According to a MoneyTree report by a special partnership between PricewaterhouseCoopers and the National Venture Capital Association, venture capitalists had shifted its sight from making expansion-stage investments to placing seed investments. The report was based on data compiled by Thomson Reuters, who is also the publisher of Venture Capital Journal.
An increase in seed investments was seen in the third quarter of this year, rising to 42% from the previous year. Also 29%, or almost a third of Silicon Valley deal had been seed fundings. This was the result of a study from GLG Share, Orrick Herrington & Sutcliffe, CB Insights and Silicon Valley Bank. Although it was the same percentage increase since last year, seed investing in that area fared better than in 2011 and 2009, wherein increase in seed investments were seen at 12% and 9% respectively.

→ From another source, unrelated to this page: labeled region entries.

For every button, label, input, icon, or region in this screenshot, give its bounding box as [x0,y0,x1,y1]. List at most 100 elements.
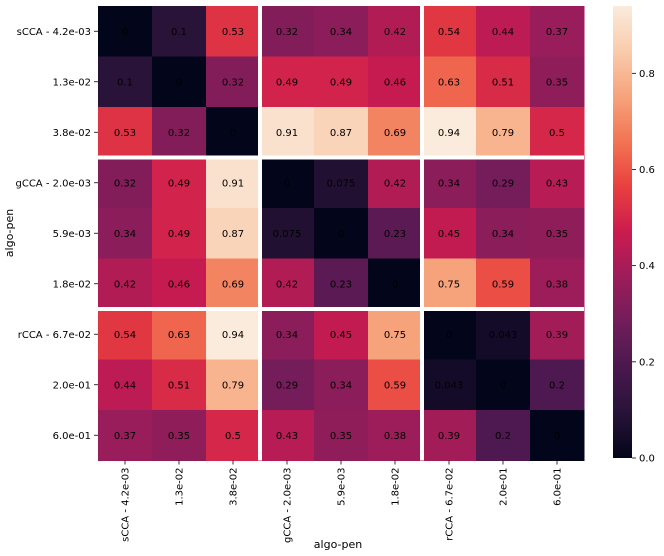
cell-value-label: 0.5 [225,431,241,442]
group-separators [98,6,584,461]
group-separator-vertical [420,6,424,461]
cell-value-label: 0.1 [171,27,187,38]
cell-value-label: 0.34 [330,27,352,38]
heatmap-cell [152,258,207,310]
cell-value-label: 0.49 [330,77,352,88]
heatmap-cell [368,6,423,57]
heatmap-cell [206,410,261,461]
cell-value-label: 0.043 [489,330,518,341]
heatmap-cell [368,258,423,310]
cell-value-label: 0.42 [276,279,298,290]
cell-value-label: 0 [176,77,182,88]
cell-value-label: 0.34 [114,229,136,240]
y-axis-label: algo-pen [3,209,16,257]
group-separator-horizontal [98,307,584,311]
cell-value-label: 0.43 [546,178,568,189]
cell-value-label: 0.35 [546,77,568,88]
heatmap-cell [206,208,261,259]
cell-value-label: 0.59 [492,279,514,290]
x-tick-labels: sCCA - 4.2e-03 1.3e-02 3.8e-02 gCCA - 2.0e-… [121,460,564,544]
x-axis-label: algo-pen [314,538,362,551]
colorbar-tick-label: 0.2 [639,357,655,368]
heatmap-cell [98,410,153,461]
heatmap-cell [476,56,531,108]
y-tick-label: 3.8e-02 [53,128,91,139]
heatmap-cell [422,410,477,461]
heatmap-cell [314,309,369,360]
colorbar-tick-label: 0.4 [639,261,655,272]
cell-value-label: 0.29 [276,380,298,391]
cell-value-label: 0.37 [114,431,136,442]
x-tick-label: 3.8e-02 [229,468,240,506]
cell-value-label: 0.34 [330,380,352,391]
heatmap-cell [422,208,477,259]
y-tick-label: 1.3e-02 [53,77,91,88]
heatmap-cell [368,157,423,209]
cell-value-label: 0.34 [276,330,298,341]
heatmap-cell [422,157,477,209]
cell-value-label: 0.53 [222,27,244,38]
cell-value-label: 0.39 [546,330,568,341]
x-tick-label: gCCA - 2.0e-03 [283,468,294,544]
heatmap-cell [476,410,531,461]
heatmap-cell [206,56,261,108]
cell-value-label: 0.075 [273,229,302,240]
cell-value-label: 0.34 [438,178,460,189]
cell-value-label: 0.1 [117,77,133,88]
y-tick-label: sCCA - 4.2e-03 [17,27,91,38]
heatmap-cell [260,410,315,461]
heatmap-cell [530,56,585,108]
cell-value-label: 0.91 [222,178,244,189]
heatmap-cell [530,107,585,158]
cell-value-label: 0.49 [168,229,190,240]
cell-value-label: 0.51 [168,380,190,391]
cell-value-label: 0.35 [168,431,190,442]
cell-value-label: 0 [284,178,290,189]
y-tick-label: 6.0e-01 [53,431,91,442]
heatmap-cell [98,157,153,209]
heatmap-cell [206,107,261,158]
x-tick-label: 1.8e-02 [391,468,402,506]
heatmap-cell [152,56,207,108]
cell-value-label: 0.75 [438,279,460,290]
heatmap-cell [152,410,207,461]
cell-value-label: 0.79 [222,380,244,391]
heatmap-cell [422,258,477,310]
cell-value-label: 0.42 [384,27,406,38]
cell-value-label: 0.87 [330,128,352,139]
heatmap-cell [476,6,531,57]
heatmap-cell [98,107,153,158]
cell-value-label: 0.32 [222,77,244,88]
cell-value-label: 0.59 [384,380,406,391]
cell-value-label: 0 [554,431,560,442]
heatmap-cell [368,56,423,108]
cell-value-label: 0.46 [384,77,406,88]
heatmap-cell [476,359,531,411]
heatmap-cell [206,359,261,411]
cell-value-labels: 0 0.1 0.53 0.32 0.34 0.42 0.54 0.44 0.37 0.1 0 0.32… [114,27,568,442]
cell-value-label: 0.38 [384,431,406,442]
group-separator-vertical [258,6,262,461]
heatmap-cell [530,258,585,310]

According to the definition provided by a report on Forbes newsmagazine, seed investments are financing made on early-stage startups by an angel investor, venture capitalist, or a combination of both.
Although this was seen as a positive sign by the private equity sector, a Forbes newsmagazine cautioned prospective investors to not rely on such report and other similar data alone. Martin Zwillig, who is a founder and chief executive of startup founder services provider Startup Professionals, said the risks associated with placing seed investment would be reduced should an investor knows the viability of the company as an organization and as a product maker or service provider in the market. This rings especially true in terms of follow-on or alternate financing should a company requires one for growth purposes.
Zwillig said the top business sectors where high venture capital activity has been seen are the Internet, healthcare, mobile and telecommunications. Although green technology has not picked up traction, Zwillig said renewables like solar and wind power had been the main force behind venture capital activity in green technology.